Question

Moment of inertia of an equilateral triangular lamina ABC, about the axis passing through its centre O and perpendicular to its plane is $I_0$ as shown in the figure. A cavity DEF is cut out from the lamina, where D, E and F are the mid points of the sides. Moment of inertia of the remaining part of lamina about the same axis is:

A). $\dfrac{15}{16}I_0$
B). $\dfrac{7}{8}I_0$
C). $\dfrac{3}{4}I_0$
D). $\dfrac{31}{32}I_0$

Answer 1

Hint: Assume that mass of an equilateral triangle is concentrated about its vertices and first determine the moment of inertia of the entire lamina by finding the distance between the lamina’s centre and its vertices. Then determine the moment of inertia of the triangle DEF that is cut out, using the same assumption about mass concentrated at its own vertices and arrive at an expression for it in terms of the moment of inertia of the entire lamina.
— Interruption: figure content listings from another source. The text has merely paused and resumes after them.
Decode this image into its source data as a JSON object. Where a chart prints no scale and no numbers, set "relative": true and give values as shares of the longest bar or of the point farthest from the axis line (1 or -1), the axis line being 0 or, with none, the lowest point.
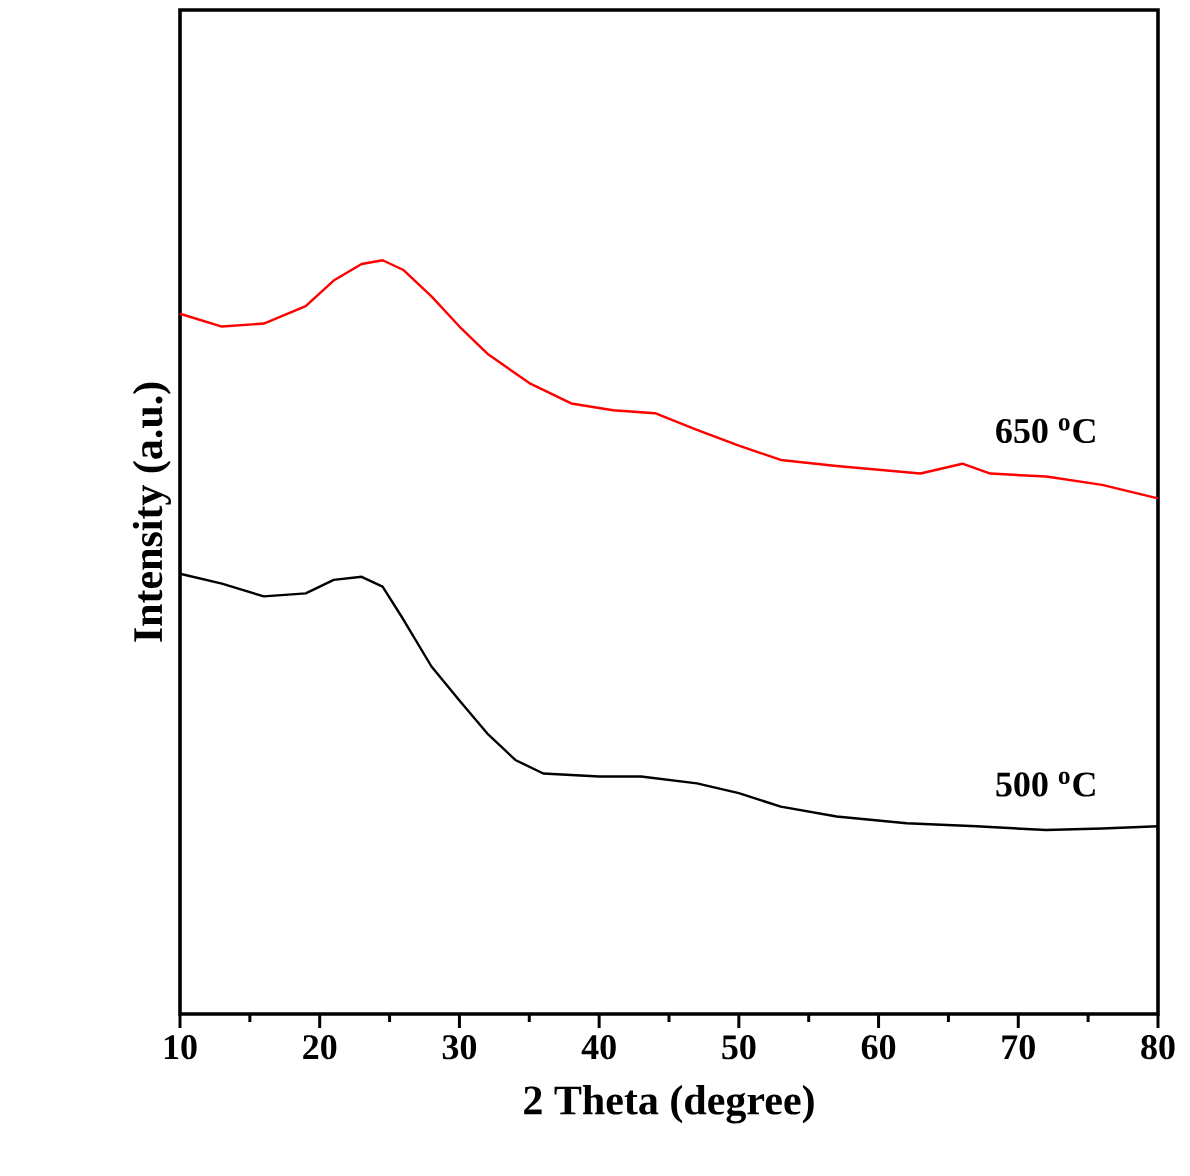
{
  "chart_data": {
    "type": "line",
    "relative": true,
    "xlabel": "2 Theta (degree)",
    "ylabel": "Intensity (a.u.)",
    "xlim": [
      10,
      80
    ],
    "xticks": [
      10,
      20,
      30,
      40,
      50,
      60,
      70,
      80
    ],
    "grid": false,
    "legend": false,
    "marker": "none",
    "line_style": "solid",
    "series": [
      {
        "name": "650 $^{o}$C",
        "color": "#ff0000",
        "x": [
          10,
          13,
          16,
          19,
          21,
          23,
          24.5,
          26,
          28,
          30,
          32,
          35,
          38,
          41,
          44,
          47,
          50,
          53,
          57,
          60,
          63,
          66,
          68,
          72,
          76,
          80
        ],
        "values": [
          0.929,
          0.912,
          0.916,
          0.939,
          0.973,
          0.995,
          1.0,
          0.987,
          0.952,
          0.912,
          0.876,
          0.837,
          0.81,
          0.801,
          0.797,
          0.775,
          0.754,
          0.735,
          0.727,
          0.722,
          0.717,
          0.73,
          0.717,
          0.713,
          0.702,
          0.684
        ]
      },
      {
        "name": "500 $^{o}$C",
        "color": "#000000",
        "x": [
          10,
          13,
          16,
          19,
          21,
          23,
          24.5,
          26,
          28,
          30,
          32,
          34,
          36,
          40,
          43,
          47,
          50,
          53,
          57,
          62,
          67,
          72,
          76,
          80
        ],
        "values": [
          0.584,
          0.571,
          0.554,
          0.558,
          0.576,
          0.58,
          0.567,
          0.523,
          0.461,
          0.416,
          0.372,
          0.337,
          0.319,
          0.315,
          0.315,
          0.306,
          0.293,
          0.275,
          0.262,
          0.253,
          0.249,
          0.244,
          0.246,
          0.249
        ]
      }
    ]
  }
}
To this end, calculate the difference between the two moments of inertia thus obtained to arrive at the appropriate result for the rest of the lamina.
Formula Used:
Moment of inertia $I = \Sigma mr^2$

Complete step-by-step solution:
Let the length of the sides of the equilateral triangular lamina ABC be$\;a$, and let the mass of the entire lamina be$\;m$. Assuming that the mass of the lamina is concentrated about its vertices, the distance of the axis of rotation from the massive vertices can be found.
Let the distance of the axis of rotation O to one of the vertices A be OA, as shown in the figure. Since $\Delta ABC$ is equilateral, we have $\angle CAB = 60\;^{\circ}$. The line drawn from O to A bisects this angle in such a way that $\angle OAD = 30\;^{\circ}$.
From right-angled $\Delta OAD$, we have:
$cos\;30\;^{\circ} = \dfrac{AD}{OA}$
$ \Rightarrow OA = \dfrac{AD}{cos\;30\;^{\circ}} = \dfrac{\left(\dfrac{a}{2}\right)}{\left(\dfrac{\sqrt{3}}{2}\right)} = \dfrac{a}{\sqrt{3}}$
Therefore, the moment of inertia $I_0$ of the lamina acting about its centre due to all 3 of its massive vertices, with an axis perpendicular to its plane can be given as:
$I_0 = \Sigma mr^2 = 3\times m(OA)^2 = 3 \times m \times \left(\dfrac{a}{\sqrt{3}}\right)^2 = 3 \times \dfrac{ma^2}{3} = ma^2 $

Now, we are given that a cavity DEF is cut from the lamina in such a way that the points D, E and F are the midpoints of sides AB, BC and AC respectively as shown. This divides the lamina into 4 equilateral triangles such that each equilateral triangle has a mass of:
 $m^{\prime} = \dfrac{m}{4}$
We now find the moment of inertia of $\Delta DEF$ about the same axis of rotation, as we did for the entire lamina. Let the distance of the axis of rotation from one of the vertices of DEF be OD.
From $\Delta AOD$ we have:
$sin\;30\;^{\circ} = \dfrac{OD}{OA}$
$\Rightarrow OD = sin\;30\;^{\circ} \times OA = \dfrac{1}{2} \times \dfrac{a}{\sqrt{3}} = \dfrac{a}{2\sqrt{3}}$
Therefore, the moment of inertia of the equilateral triangle DEF due to all 3 of its massive vertices will be:
$I^{\prime} = 3 \times m^{\prime}(OD)^{2} = 3 \times \dfrac{m}{4} \times \left(\dfrac{a}{2\sqrt{3}}\right)^2$
$\Rightarrow I^{\prime} = 3 \times \dfrac{m}{4} \times \dfrac{a^2}{12} = 3 \times\dfrac{1}{48} \times ma^2 = \dfrac{1}{16} \times ma^2$
But we know that $I_0 = ma^2$,
Therefore, $I^{\prime} = \dfrac{1}{16} \times I_0 = \dfrac{I_0}{16}$
Once this part is removed from the lamina, the moment of inertia of the remaining part of the lamina about the same axis will be:
$I = I_0 – I^{\prime} = I_0 - \dfrac{I_0}{16} = \dfrac{16I_0 -I_0}{16} = \dfrac{15I_0}{16}$
Therefore, the correct choice would be A. $\dfrac{15}{16}I_0$

Note: It is important to understand the distinction between mass and moment of inertia. We know that in general, inertia is the object’s resistance against acceleration.
 In linear (translational) motion this is called mass [kg]. The larger the mass the tougher it is to push something to move it or slow it down.
In rotational cases, this is called the moment of inertia [kg $m^2$]. The larger the moment of inertia, the tougher it is to wing a wheel up to spin fast or slow it down. Quantitatively it is given as
$I = \Sigma mr^2$ where m is the mass of the rotating body with respect to the distance r of the mass from the axis of rotation.